Nas Bodegas Torres, o estatuto determina que, ao alcançar a idade de 71 anos, o presidente deve se retirar e abrir espaço para a nova geração. Então, ao atingir a idade limite, em 2012, o lendário Miguel Torres, depois dos 21 anos à frente da empresa, quando a transformou em uma das mais importantes vinícolas familiares do mundo, anunciou que iria se aposentar e desfrutar da tranquilidade de uma vida sem maiores responsabilidades, passando o bastão adiante.
Miguel Torres Maczassek, o filho, que desde 2010 comandava a vinícola chilena do grupo, retornou então à Espanha e foi nomeado para a direção mundial. E esteve esta semana no Rio de Janeiro, em sua primeira visita como o todo-poderoso da Torres. Mas aquele que nos visitou agora foi exatamente a mesma pessoa acessível e afável que aqui esteve em 2011. A nova posição não lhe subiu à cabeça.
Com uma indisfarçada ponta de orgulho, o novo Miguel nos contou que, apesar de aposentado, o pai continua mantendo sua rotina de bater o ponto na vinícola, incansavelmente, todos os dias. E o novo presidente, demonstrando sua sabedoria, considera o pai como seu melhor conselheiro e submete a ele as decisões mais importantes.
Foi um almoço prá lá de especial, daqueles em que tudo funciona à perfeição, este que foi oferecido à imprensa carioca pelo novo presidente, no restaurante Cipriani, no Copacabana Palace. Na grande mesa, comandada pelo poderoso chefão, a conversa fluia fácil e divertida; o chef Nicola Finamore, em tarde iluminada, apresentou pratos inesquecíveis, que faziam a justa moldura para os vinhos. E, esses, soberbos, não paravam de encher nossas taças...
A festa começou com o espumante Santa Digna Estelado Rosé, o único chileno a ser servido durante o almoço.
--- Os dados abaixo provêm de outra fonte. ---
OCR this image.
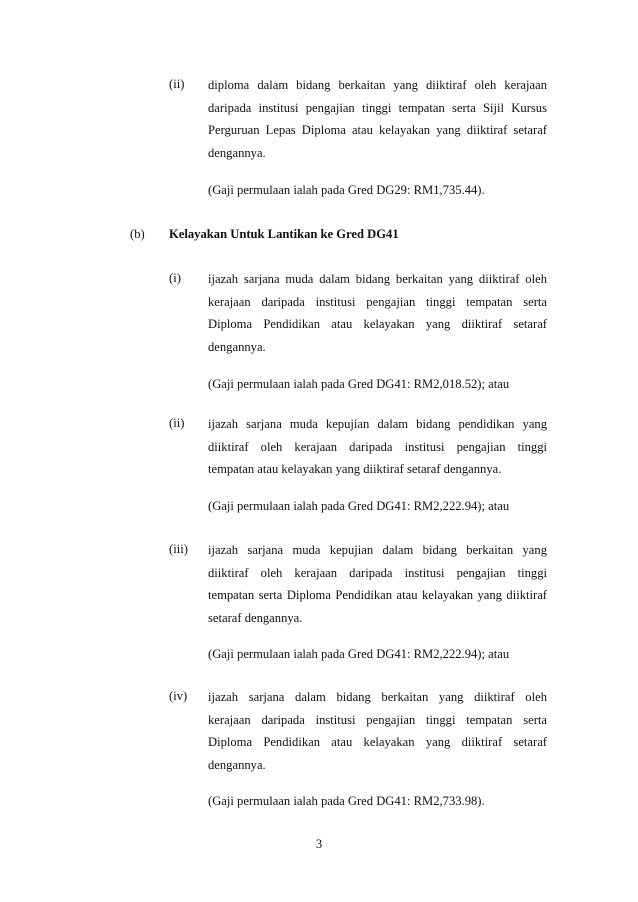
(ii) diploma dalam bidang berkaitan yang diiktiraf oleh kerajaan
daripada institusi pengajian tinggi tempatan serta Sijil Kursus
Perguruan Lepas Diploma atau kelayakan yang diiktiraf setaraf
dengannya.
(Gaji permulaan ialah pada Gred DG29: RM1,735.44).
(b) Kelayakan Untuk Lantikan ke Gred DG41
(i) ijazah sarjana muda dalam bidang berkaitan yang diiktiraf oleh
kerajaan daripada institusi pengajian tinggi tempatan serta
Diploma Pendidikan atau kelayakan yang diiktiraf setaraf
dengannya.
(Gaji permulaan ialah pada Gred DG41: RM2,018.52); atau
(ii) ijazah sarjana muda kepujian dalam bidang pendidikan yang
diiktiraf oleh kerajaan daripada institusi pengajian tinggi
tempatan atau kelayakan yang diiktiraf setaraf dengannya.
(Gaji permulaan ialah pada Gred DG41: RM2,222.94); atau
(iii) ijazah sarjana muda kepujian dalam bidang berkaitan yang
diiktiraf oleh kerajaan daripada institusi pengajian tinggi
tempatan serta Diploma Pendidikan atau kelayakan yang diiktiraf
setaraf dengannya.
(Gaji permulaan ialah pada Gred DG41: RM2,222.94); atau
(iv) ijazah sarjana dalam bidang berkaitan yang diiktiraf oleh
kerajaan daripada institusi pengajian tinggi tempatan serta
Diploma Pendidikan atau kelayakan yang diiktiraf setaraf
dengannya.
(Gaji permulaan ialah pada Gred DG41: RM2,733.98).
3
Esse vinho foi uma aposta audaciosa do novo presidente, durante sua temporada sul-americana, pois é elaborado com a desprezada casta País, historicamente utilizada no Chile para a produção de vinhos de grande volume. Mas a empreitada foi um sucesso e o inesperado vinho já arrebatou, por dois anos, no Wines of Chile Awards, o prêmio de melhor espumante daquele país, para o desespero da concorrência. O Estelado foi assunto de uma matéria do EnoEventos, ano passado, que pode ser lida clicando aqui.
La luz cayó sobre las laderas, y de las piedras nacieron vides entonces cantaron "salmos"
Rótulo do Salmos de Miguel Torres Maczassek |
Desviando-nos para a Espanha, chegou o sempre espetacular Torres Milmanda 2008, um Chardonnay de fina estampa, elegante, equilibrado, que estagia por 10 meses em carvalho francês e tem toda a pinta de quem vai trazer ainda mais alegrias se o deixarem repousar por alguns anos. Isto é, se alguém conseguir resistir...
Além de produzir vinhos no Chile e na Califórnia, as Bodegas Torres estão presentes nas mais importantes denominações espanholas, como Rioja, Ribera del Duero, Rías Baixas, dentre outras. E estão presentes, também, na minha denominação espanhola preferida, o enigmático Priorato, terra de vinhos poderosos, espessos, impenetráveis e... caríssimos. E foi diretamente de lá que veio o próximo vinho, o fabuloso Torres Salmos 2010. O preço é de 180 reais, mas comparado com os inatingíveis rótulos dessa região que brotam em nosso mercado, pode até parecer uma barbada. É um vinhaço que me levou a imaginar as maravilhas que o tempo vai operar com ele. Mas como o que importa é o presente, a harmonização com um risoto de trufas negras não poderia ter sido melhor escolhida. Só mesmo recitando salmos em agradecimento...
O gran finale do almoço - ou melhor, do "meu" almoço - foi um dos principais estandartes das Bodegas Torres, desfraldado sempre que a vinícola deseja conquistar seus convidados: o Torres Mas La Plana 2009, o rótulo que lançou a empresa no cenário internacional, ao vencer as Olimpíadas do Vinho de Paris de 1979, soterrando concorrentes com nomes bem mais cultuados. Elaborado com 100% de Cabernet Sauvignon, impressiona pelos aromas marcadamente florais, pelos condimentos e pelas frutas negras que abrem alas para um corpo poderoso e aveludado. É outro vinho que merece repousar - e muito - na adega.